Я мог бы этого и не говорить, потому что и так за версту видно: я некрасив, робок и старомоден. Но, не желая быть таким, я стал притворяться, будто все как раз наоборот. До сегодняшнего рассвета, когда я решил, наконец, сказать сам себе, каков я есть, на самом деле, хотя бы для облегчения совести. И начал с необычного звонка Росе Кабаркас. Потому что, как я теперь понимаю, это было началом новой жизни. В том возрасте, когда большинство смертных, как правило, уже покойники.
II
Я пишу эти вспоминания окруженный немногим, что осталось от родительской библиотеки, где полки того и гляди обрушатся под терпеливым напором моли и древоточцев. В конце концов, для того, что мне нужно сделать в этом мире, мне довольно было бы моих разнообразных словарей, первой серии «Национальных эпизодов» дона Бенито Переса Гальдоса и «Волшебной горы», научившей меня понимать болезненные настроения моей матери, порожденные чахоткой.

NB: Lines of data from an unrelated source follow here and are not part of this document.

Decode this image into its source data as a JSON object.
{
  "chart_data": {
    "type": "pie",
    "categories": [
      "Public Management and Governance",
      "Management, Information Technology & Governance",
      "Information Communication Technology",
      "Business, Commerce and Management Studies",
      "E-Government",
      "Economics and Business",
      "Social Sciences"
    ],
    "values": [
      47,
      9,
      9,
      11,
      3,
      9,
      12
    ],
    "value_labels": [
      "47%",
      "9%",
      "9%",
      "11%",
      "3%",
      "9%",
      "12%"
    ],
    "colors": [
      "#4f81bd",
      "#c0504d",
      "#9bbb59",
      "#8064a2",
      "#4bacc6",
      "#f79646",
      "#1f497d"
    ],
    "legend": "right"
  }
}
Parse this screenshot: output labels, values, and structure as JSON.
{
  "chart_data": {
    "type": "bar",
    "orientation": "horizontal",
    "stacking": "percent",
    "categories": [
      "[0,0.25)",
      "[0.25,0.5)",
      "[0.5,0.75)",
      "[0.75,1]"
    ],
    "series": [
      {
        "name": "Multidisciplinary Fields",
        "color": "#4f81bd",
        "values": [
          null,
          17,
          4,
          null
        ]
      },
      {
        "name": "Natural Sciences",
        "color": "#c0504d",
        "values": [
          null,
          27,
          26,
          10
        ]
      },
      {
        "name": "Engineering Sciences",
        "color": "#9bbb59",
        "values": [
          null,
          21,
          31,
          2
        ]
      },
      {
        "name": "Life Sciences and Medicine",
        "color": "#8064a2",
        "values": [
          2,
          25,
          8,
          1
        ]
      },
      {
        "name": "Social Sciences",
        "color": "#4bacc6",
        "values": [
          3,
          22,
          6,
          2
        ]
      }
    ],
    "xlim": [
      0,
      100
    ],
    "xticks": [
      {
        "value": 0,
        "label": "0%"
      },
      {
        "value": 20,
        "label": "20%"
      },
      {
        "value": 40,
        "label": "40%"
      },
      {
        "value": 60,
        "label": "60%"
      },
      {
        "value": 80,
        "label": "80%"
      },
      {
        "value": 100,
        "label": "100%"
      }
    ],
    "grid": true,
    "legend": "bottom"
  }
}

В отличие от остальной мебели и от меня самого, огромный стол, за которым я пишу, похоже, находится в отличном состоянии и не тронут временем, поскольку его сработал из благородной древесины мой дед по отцу, бывший судовым плотником. Даже если мне нечего писать, я каждое утро сажусь за этот стол с упорством, достойным лучшего применения, поскольку из-за него я пропустил столько любовей. Под рукой у меня мои книги-сообщники: два тома «Первого иллюстрированного словаря Королевской академии Испании» 1903 года издания; «Сокровища кастильского, или испанского языка» дона Себастьяна Каваррубиаса; грамматика дона Андреса Бельо, на случай, если возникнет какое-нибудь семантическое сомнение, для точности; новейший «Идеологический словарь» дона Хулио Касареса, главным образом из-за его антонимов и синонимов; «Vocabolario della Lingua Italiana» Николы Зингарелли, помогающий мне с языком моей матери, который я знаю с колыбели, и словарь латинского языка, который, будучи прародителем двух других, почитается мною за родной язык.
Слева на письменном столе у меня всегда пять листов льняной бумаги конторского размера, для моих воскресных заметок, и песочница для чернил, потому что я предпочитаю ее современным подушечкам из промокательной бумаги. Справа — calamaio «'Чернильница, письменный прибор (итал).» и подставка из легкой древесины для золотого пера, поскольку я все еще пишу от руки изящным почерком, как научила меня Флорина де Диос, чтобы я не сбился на канцелярский почерк ее супруга, который был нотариусом и присяжным поверенным до последнего своего вздоха. Некоторое время назад в газете нас обязали печатать на машинке, чтобы легче было подсчитывать объем свинцовых литер на линотипе и верстать текст, но я этой дурной привычки не усвоил. Я продолжал писать от руки, пользуясь обременительным правом старейшего сотрудника, а затем яростно, точно дятел, долбил текст на машинке. Ныне, вышедший на пенсию, но не в тираж, я пользуюсь священной привилегией работать дома при выключенном телефоне, чтобы меня не беспокоили, и без цензора, который бы высматривал из-за моего плеча, что я пишу.